Il rischio inevitabile, scrivendo di papa Francesco ora che ha concluso il suo percorso esistenziale, è di vederlo tirato per la giacca da tutti i media. Sono in pochi a criticarne l’operato (per ora…) e in molti a cercare di far proprie, non mancando di evidente ipocrisia, le sue parole di denuncia chiara e senza compromessi dei mali del nostro tempo. A partire dalla devastante “guerra mondiale a pezzi”, che sembra convergere sempre più verso un unico distruttivo conflitto globale che potrebbe sfociare in guerra nucleare.
Solo chi si è sempre unito al suo instancabile impegno per la pace, sente davvero quanto grande sia la sua perdita. E le poche parole da lui pronunciate esattamente un anno fa durante Arena di pace, a Verona: «Non c’è nulla da dire di fronte a questo abbraccio, solo silenzio», davanti al gesto di pace tra due imprenditori, uno palestinese e l’altro israeliano, restano il più potente lascito del suo desiderio di pace.
Perfino chi lo ha spesso criticato fino a dileggiarlo cerca in qualche modo di rimediare ora, definendolo (in modo un po’ subdolo…) promotore di pace, ricco di umanità, animato da predilezione per i poveri, gli emarginati, i vulnerabili, i migranti e gli scarti della società. A Nigrizia si, ne sentiamo forte la mancanza. I suoi dieci viaggi in Africa, missioni nelle quali lo abbiamo accompagnato, attraverso collaboratori, confratelli e consorelle, fisicamente o spiritualmente, rappresentano altrettante conferme della solidarietà che ci ha dimostrato così spesso, incoraggiandoci nel nostro lavoro.

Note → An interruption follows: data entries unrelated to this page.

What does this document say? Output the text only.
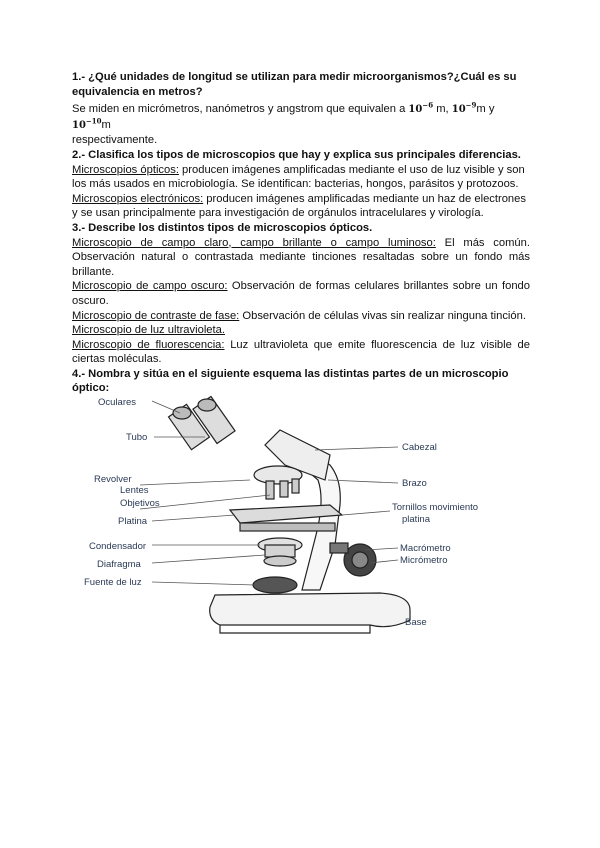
1.- ¿Qué unidades de longitud se utilizan para medir microorganismos?¿Cuál es su equivalencia en metros?

Se miden en micrómetros, nanómetros y angstrom que equivalen a $10^{-6}$ m, $10^{-9}m$ y $10^{-10}m$
respectivamente.

2.- Clasifica los tipos de microscopios que hay y explica sus principales diferencias.

Microscopios ópticos: producen imágenes amplificadas mediante el uso de luz visible y son los más usados en microbiología. Se identifican: bacterias, hongos, parásitos y protozoos.

Microscopios electrónicos: producen imágenes amplificadas mediante un haz de electrones y se usan principalmente para investigación de orgánulos intracelulares y virología.

3.- Describe los distintos tipos de microscopios ópticos.

Microscopio de campo claro, campo brillante o campo luminoso: El más común. Observación natural o contrastada mediante tinciones resaltadas sobre un fondo más brillante.

Microscopio de campo oscuro: Observación de formas celulares brillantes sobre un fondo oscuro.

Microscopio de contraste de fase: Observación de células vivas sin realizar ninguna tinción.

Microscopio de luz ultravioleta.

Microscopio de fluorescencia: Luz ultravioleta que emite fluorescencia de luz visible de ciertas moléculas.

4.- Nombra y sitúa en el siguiente esquema las distintas partes de un microscopio óptico:

Oculares
Tubo
Revolver
Lentes
Objetivos
Platina
Condensador
Diafragma
Fuente de luz
Cabezal
Brazo
Tornillos movimiento
platina
Macrómetro
Micrómetro
Base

Ancor vive risuonano le sue forti e decise parole a Kinshasa nel 2023, nel suo 40° viaggio apostolico. Un viaggio che lo ha portato in Repubblica democratica del Congo prima e in Sud Sudan poi. Due paesi martoriati da anni, se non decenni di conflitto, e in cui papa Francesco ha voluto recarsi con grande determinazione e nonostante diversi, seri problemi fisici.
Di fronte al presidente congolese Félix Tshisekedi e a una schiera di politici di alto rango e diplomatici, il santo padre aveva affermato: «Giù le mani dalla Repubblica democratica del Congo, giù le mani dall’Africa! Basta soffocare l’Africa: non è una miniera da sfruttare o un suolo da saccheggiare… L’Africa sia protagonista del suo destino! L’Africa, sorriso e speranza del mondo, conti di più: se ne parli maggiormente, abbia più peso e rappresentanza tra le Nazioni».
Denunciando con forza il rischio dell’indifferenza di fronte alle guerre e alle tragedie dell’umanità, Francesco ha sostenuto che «è a partire dai cuori che la pace e lo sviluppo restano possibili perché, con l’aiuto di Dio, gli esseri umani sono capaci di giustizia e di perdono, di concordia e di riconciliazione, di impegno e di perseveranza nel mettere a frutto i talenti ricevuti».
Ha senso, facendo memoria di Francesco, parafrasare quanto aggiunse parlando dello scopo del grande evento di pace in Arena dell’anno scorso, dove a darsi appuntamento sono state centinaia di esponenti di comunità ecclesiali, società civile e movimenti di base: «Questo grande movimento di solidarietà – aveva detto il pontefice – mira a creare seminatori di cambiamento, promotori di un vero processo virtuoso di cultura della pace; compiti imprescindibili per camminare verso un’alternativa umana di fronte alla globalizzazione.
Arena di pace
Il 18 maggio 2024 papa Francesco si è recato a Verona per partecipare ad Arena di pace e incontrare i movimenti popolari italiani. Dialogare con le realtà della società civile e in modo particolare con quelle che danno voce agli emarginati e ai poveri è stato uno tratti distintivi del pontificato di Francesco: le periferie – esistenziali, geografiche ed economiche – accolte al centro della Chiesa. Una traiettoria insieme religiosa, ecclesiale ma anche politica. Durante la manifestazione veronese il santo padre ha abbracciato Aziz Sarah e Maoz Inon, due imprenditori, uno palestinese e l’altro israeliano, che sono rimasti coinvolti in modo diverso nel conflitto che sconvolge il Medioriente e che hanno deciso di impegnarsi insieme per la pace.